Su madre abrió la boca.
La cerró.
Martín señaló la salida opuesta.
—Tienen dos minutos.
La madre de Gabriel miró a su hijo.
—Si sales con ella, la prensa no volverá a hablar de tu recuperación.
Gabriel sostuvo la carta contra su costado.
—Hace dos años dejaste que esa fuera la única historia que yo creyera.
Su madre tragó saliva.
—Gabriel…
—Vete.
La palabra no fue un grito.
La mujer miró a Valentina una última vez. Luego se marchó.
Martín la siguió.
El pasillo quedó en silencio.
Gabriel y Valentina quedaron solos.
Gabriel bajó la mirada a la carta.
—¿Por qué escribiste “vive” y no “perdóname”?
Valentina se pasó la lengua por los labios secos.
—Porque perdonarme era demasiado para pedírselo a alguien que acababa de perder su cuerpo.
Él cerró los ojos.
—Todavía te odio.
Valentina asintió.
—Lo sé.
—Pero ya no sé si te odio igual.
Eso dolió de una forma distinta.
—No digas eso como si fuera un regalo.
Gabriel abrió los ojos.
—No lo es.
Ella miró la puerta por donde su madre se había ido.

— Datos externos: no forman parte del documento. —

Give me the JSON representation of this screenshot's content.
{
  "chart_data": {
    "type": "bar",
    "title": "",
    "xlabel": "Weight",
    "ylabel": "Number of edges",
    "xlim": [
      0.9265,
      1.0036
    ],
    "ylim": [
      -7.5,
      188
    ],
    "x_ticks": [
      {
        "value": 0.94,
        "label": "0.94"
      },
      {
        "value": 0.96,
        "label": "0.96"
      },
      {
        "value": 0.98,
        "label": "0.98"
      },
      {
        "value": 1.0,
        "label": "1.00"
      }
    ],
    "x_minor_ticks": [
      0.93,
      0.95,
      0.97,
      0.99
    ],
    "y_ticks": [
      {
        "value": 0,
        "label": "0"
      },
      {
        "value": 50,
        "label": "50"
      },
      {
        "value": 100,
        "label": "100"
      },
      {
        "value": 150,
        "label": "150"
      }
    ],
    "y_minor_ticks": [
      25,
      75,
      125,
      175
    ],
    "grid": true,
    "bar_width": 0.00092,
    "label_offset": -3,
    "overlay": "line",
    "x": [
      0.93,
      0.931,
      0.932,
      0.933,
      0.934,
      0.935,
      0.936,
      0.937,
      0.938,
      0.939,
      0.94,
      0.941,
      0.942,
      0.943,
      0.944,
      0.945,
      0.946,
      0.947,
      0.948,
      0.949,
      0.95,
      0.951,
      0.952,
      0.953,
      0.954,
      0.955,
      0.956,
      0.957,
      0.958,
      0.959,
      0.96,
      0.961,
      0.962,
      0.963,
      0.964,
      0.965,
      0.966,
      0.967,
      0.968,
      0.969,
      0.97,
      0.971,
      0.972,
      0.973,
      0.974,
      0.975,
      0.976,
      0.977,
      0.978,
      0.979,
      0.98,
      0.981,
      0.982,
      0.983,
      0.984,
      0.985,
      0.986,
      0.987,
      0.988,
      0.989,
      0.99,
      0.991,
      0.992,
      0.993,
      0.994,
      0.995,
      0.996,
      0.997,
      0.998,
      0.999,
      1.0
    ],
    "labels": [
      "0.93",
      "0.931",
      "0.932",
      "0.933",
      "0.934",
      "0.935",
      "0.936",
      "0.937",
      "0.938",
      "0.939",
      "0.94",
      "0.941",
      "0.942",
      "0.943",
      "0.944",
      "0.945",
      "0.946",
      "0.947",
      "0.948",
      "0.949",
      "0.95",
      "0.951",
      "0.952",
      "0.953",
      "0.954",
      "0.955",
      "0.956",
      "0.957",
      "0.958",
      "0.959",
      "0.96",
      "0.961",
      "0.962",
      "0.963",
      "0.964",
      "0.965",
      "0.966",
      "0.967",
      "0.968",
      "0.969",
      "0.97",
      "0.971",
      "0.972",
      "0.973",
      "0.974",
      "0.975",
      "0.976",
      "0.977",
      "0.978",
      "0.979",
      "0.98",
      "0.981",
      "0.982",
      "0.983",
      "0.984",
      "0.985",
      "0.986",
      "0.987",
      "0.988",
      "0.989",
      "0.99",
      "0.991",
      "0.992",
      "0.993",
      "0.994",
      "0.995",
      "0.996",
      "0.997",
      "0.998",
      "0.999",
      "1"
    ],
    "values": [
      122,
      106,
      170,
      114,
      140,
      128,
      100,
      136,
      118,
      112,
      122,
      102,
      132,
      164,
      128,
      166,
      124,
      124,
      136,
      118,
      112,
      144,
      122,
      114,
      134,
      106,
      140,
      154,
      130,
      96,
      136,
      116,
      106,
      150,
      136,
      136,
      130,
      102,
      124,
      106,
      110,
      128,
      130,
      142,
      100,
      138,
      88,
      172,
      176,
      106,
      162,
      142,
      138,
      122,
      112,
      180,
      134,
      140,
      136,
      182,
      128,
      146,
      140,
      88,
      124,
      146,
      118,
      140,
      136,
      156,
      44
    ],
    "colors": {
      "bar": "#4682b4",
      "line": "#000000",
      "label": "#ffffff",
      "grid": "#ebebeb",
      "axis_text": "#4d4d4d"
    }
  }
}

—Entonces no lo conviertas en deuda.
—Valentina.
—No.
Su voz se quebró apenas.
—No puedo sostener tu odio, tu culpa y ahora también tus dudas.
Gabriel dio un paso hacia ella.
Se detuvo antes de invadirla.
—Necesito preguntarte algo.
—No.
—Todavía no sabes qué es.
—Sí lo sé.
Su pecho empezó a subir y bajar más rápido.
Gabriel la observó.
—¿Qué pasó esa noche después de que te fuiste?
Valentina se quedó helada.
Ella caminó hacia la salida.
Gabriel no la tocó.
Solo se colocó en el marco de la puerta.
—Dime la verdad —pidió.
Valentina apretó los dedos contra la correa de su bolso.
—No quieres escucharla.
—Ya no quiero que otros la cuenten por ti.
Ella levantó la mirada.
Los ojos de Gabriel seguían heridos.
Pero por primera vez en dos años, no la estaban condenando antes de escucharla.
—Hazte a un lado.
—No hasta que me digas por qué estás temblando.
Valentina soltó una risa rota.
—Porque si te digo lo que pasó esa noche, Gabriel, vas a odiarme por algo peor.